Os países da África Subsariana enfrentam importantes desafios em termos de política monetária. A pandemia abalou o crescimento económico e, não obstante a retoma em curso, é provável que o produto fique abaixo da tendência pré-crise este ano. Além disso, vários países na região deparam-se com uma inflação crescente, um desafio que, em alguns casos, soma-se à dominância fiscal que emana de elevados níveis de dívida pública.

Muitas destas economias também poderão deparar-se com saídas de capital à medida que os principais bancos centrais nas economias avançadas retiram os estímulos de política e sobem as taxas de juro de referência nos próximos meses. O impacto económico do conflito que grassa na Ucrânia – incluindo a subida acentuada dos preços da energia e dos bens alimentares – é suscetível de intensificar ainda mais os desafios.

Como é que os países na África Subsariana devem gerir esta conjuntura volátil?

Considerações cambiais

Os países com regimes de taxa de câmbio administrada ou flutuante tiram partido, geralmente, do ajustamento das moedas, enquanto centram a política monetária nos objetivos internos.

Dito isto, muitos países na África Subsariana com regimes de taxa de câmbio flutuante apresentam características e vulnerabilidades que podem limitar os benefícios de taxas de câmbio totalmente flexíveis. A título de exemplo, a fixação de preços na moeda dominante (preços rígidos de exportação em USD) pode enfraquecer os ajustamentos comerciais benéficos associados a taxas flexíveis.

Além disso, os mercados pouco profundos (ou seja, mercados com liquidez limitada) podem amplificar as flutuações cambiais e gerar uma volatilidade excessiva. Os mercados cambiais tendem a ser pouco profundos em muitos países na região, tal como comprovado pelos grandes diferenciais entre os preços de compra e venda.

Mercados pouco profundos

Os elevados passivos denominados em moeda estrangeira também constituem uma importante vulnerabilidade em muitas economias. Na presença de grandes desfasamentos de moeda nos balanços, as desvalorizações cambiais podem prejudicar a saúde financeira das empresas e famílias. E uma menor credibilidade do banco central pode fazer com que as variações na taxa de câmbio tenham um maior efeito sobre a inflação (elevada transmissão). Estes desfasamentos de moeda e a elevada transmissão podem fazer com que o produto e a inflação sigam trajetórias opostas na sequência de choques, assim agravando os dilemas que os decisores políticos enfrentam.

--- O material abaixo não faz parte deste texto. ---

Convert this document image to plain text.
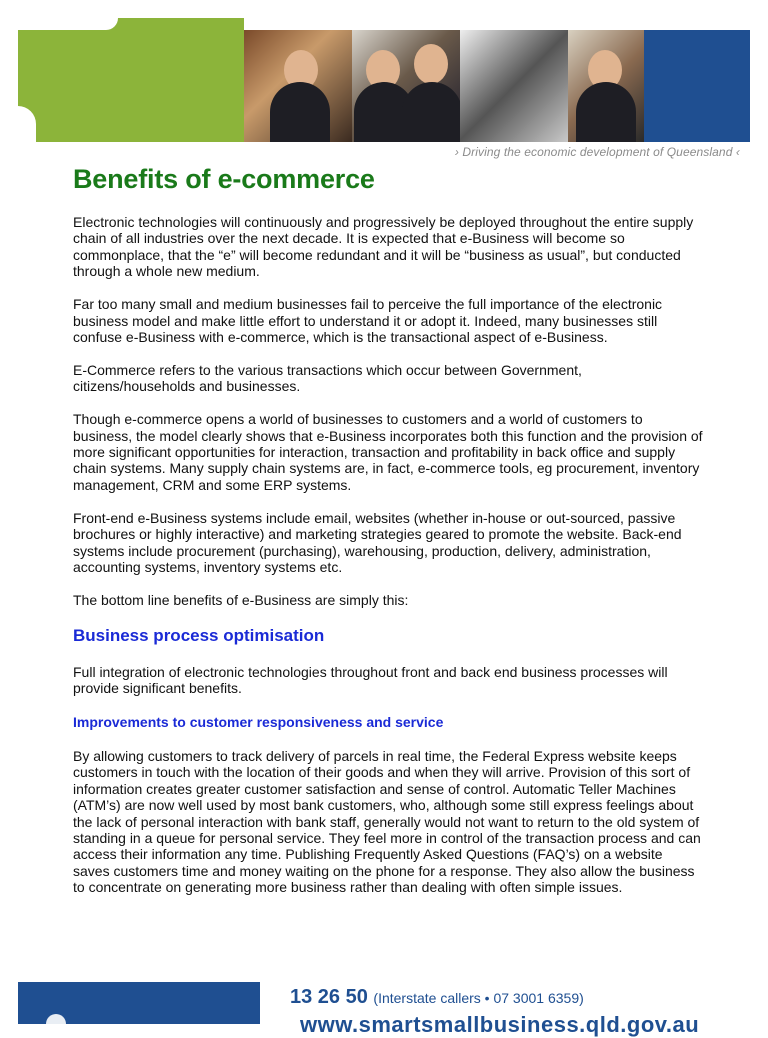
› Driving the economic development of Queensland ‹
Benefits of e-commerce

Electronic technologies will continuously and progressively be deployed throughout the entire supply chain of all industries over the next decade. It is expected that e-Business will become so commonplace, that the “e” will become redundant and it will be “business as usual”, but conducted through a whole new medium.

Far too many small and medium businesses fail to perceive the full importance of the electronic business model and make little effort to understand it or adopt it. Indeed, many businesses still confuse e-Business with e-commerce, which is the transactional aspect of e-Business.

E-Commerce refers to the various transactions which occur between Government, citizens/households and businesses.

Though e-commerce opens a world of businesses to customers and a world of customers to business, the model clearly shows that e-Business incorporates both this function and the provision of more significant opportunities for interaction, transaction and profitability in back office and supply chain systems. Many supply chain systems are, in fact, e-commerce tools, eg procurement, inventory management, CRM and some ERP systems.

Front-end e-Business systems include email, websites (whether in-house or out-sourced, passive brochures or highly interactive) and marketing strategies geared to promote the website. Back-end systems include procurement (purchasing), warehousing, production, delivery, administration, accounting systems, inventory systems etc.

The bottom line benefits of e-Business are simply this:

Business process optimisation

Full integration of electronic technologies throughout front and back end business processes will provide significant benefits.

Improvements to customer responsiveness and service

By allowing customers to track delivery of parcels in real time, the Federal Express website keeps customers in touch with the location of their goods and when they will arrive. Provision of this sort of information creates greater customer satisfaction and sense of control. Automatic Teller Machines (ATM’s) are now well used by most bank customers, who, although some still express feelings about the lack of personal interaction with bank staff, generally would not want to return to the old system of standing in a queue for personal service. They feel more in control of the transaction process and can access their information any time. Publishing Frequently Asked Questions (FAQ’s) on a website saves customers time and money waiting on the phone for a response. They also allow the business to concentrate on generating more business rather than dealing with often simple issues.

13 26 50 (Interstate callers • 07 3001 6359)
www.smartsmallbusiness.qld.gov.au
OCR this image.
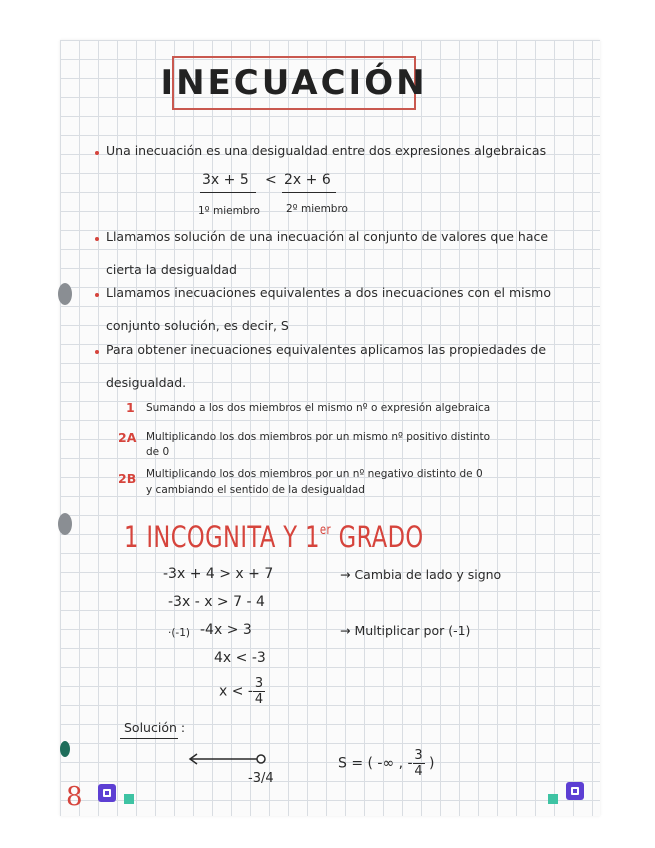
INECUACIÓN
Una inecuación es una desigualdad entre dos expresiones algebraicas
3x + 5 < 2x + 6
1º miembro 2º miembro
Llamamos solución de una inecuación al conjunto de valores que hace
cierta la desigualdad
Llamamos inecuaciones equivalentes a dos inecuaciones con el mismo
conjunto solución, es decir, S
Para obtener inecuaciones equivalentes aplicamos las propiedades de
desigualdad.
1 Sumando a los dos miembros el mismo nº o expresión algebraica
2A Multiplicando los dos miembros por un mismo nº positivo distinto
de 0
2B Multiplicando los dos miembros por un nº negativo distinto de 0
y cambiando el sentido de la desigualdad
1 INCOGNITA Y 1er GRADO
-3x + 4 > x + 7	→ Cambia de lado y signo
-3x - x > 7 - 4
·(-1) -4x > 3	→ Multiplicar por (-1)
4x < -3
x < - $\frac{3}{4}$
Solución :
-3/4
S = ( -∞ , - $\frac{3}{4}$ )
8
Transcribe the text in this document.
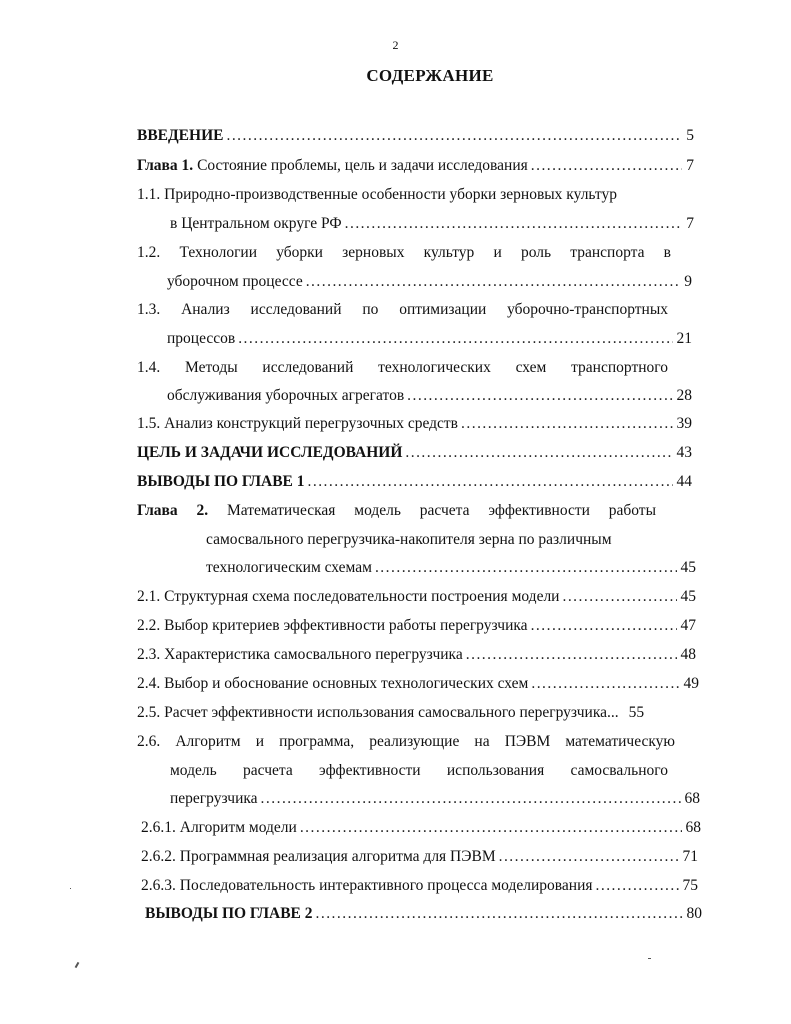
2
СОДЕРЖАНИЕ
ВВЕДЕНИЕ . . .	5
Глава 1. Состояние проблемы, цель и задачи исследования . . .	7
1.1. Природно-производственные особенности уборки зерновых культур
в Центральном округе РФ . . .	7
1.2. Технологии уборки зерновых культур и роль транспорта в
уборочном процессе . . .	9
1.3. Анализ исследований по оптимизации уборочно-транспортных
процессов . . .	21
1.4. Методы исследований технологических схем транспортного
обслуживания уборочных агрегатов . . .	28
1.5. Анализ конструкций перегрузочных средств . . .	39
ЦЕЛЬ И ЗАДАЧИ ИССЛЕДОВАНИЙ . . .	43
ВЫВОДЫ ПО ГЛАВЕ 1 . . .	44
Глава 2. Математическая модель расчета эффективности работы
самосвального перегрузчика-накопителя зерна по различным
технологическим схемам . . .	45
2.1. Структурная схема последовательности построения модели . . .	45
2.2. Выбор критериев эффективности работы перегрузчика . . .	47
2.3. Характеристика самосвального перегрузчика . . .	48
2.4. Выбор и обоснование основных технологических схем . . .	49
2.5. Расчет эффективности использования самосвального перегрузчика... 55
2.6. Алгоритм и программа, реализующие на ПЭВМ математическую
модель расчета эффективности использования самосвального
перегрузчика . . .	68
2.6.1. Алгоритм модели . . .	68
2.6.2. Программная реализация алгоритма для ПЭВМ . . .	71
2.6.3. Последовательность интерактивного процесса моделирования . . .	75
ВЫВОДЫ ПО ГЛАВЕ 2 . . .	80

Também há indícios de que a transmissão da taxa de câmbio em países de baixo rendimento é significativamente maior do que em economias mais avançadas, o que coloca um problema específico tendo em conta a amiúde forte dependência da importação de bens alimentares e energia.

Exposições em divisas

Como é que os países que apresentam tais vulnerabilidades devem gerir as suas respostas de política?

Em primeiro lugar, continua a ser importante reduzir as vulnerabilidades ao longo do tempo. Tal inclui diminuir os desfasamentos no balanço, desenvolver mercados monetários e cambiais, bem como reduzir a transmissão da taxa de câmbio através do reforço da credibilidade da política monetária. A assistência técnica do FMI pode ser útil em muitas destas áreas.

Contudo, no futuro próximo – enquanto as vulnerabilidades subsistem elevadas – o trabalho do FMI rumo a um Quadro Integrado de Políticas sugere que a utilização de ferramentas complementares pode ajudar a aliviar os dilemas de políticas no curto prazo, quando ocorrem determinados choques. Mais especificamente, nos casos em que as reservas são adequadas e estas ferramentas estão disponíveis, a intervenção cambial, as medidas de política macroprudencial e as medidas em matéria de fluxos de capital podem ajudar a reforçar a autonomia da política monetária, melhorar a estabilidade financeira e dos preços, assim como reduzir a volatilidade do produto.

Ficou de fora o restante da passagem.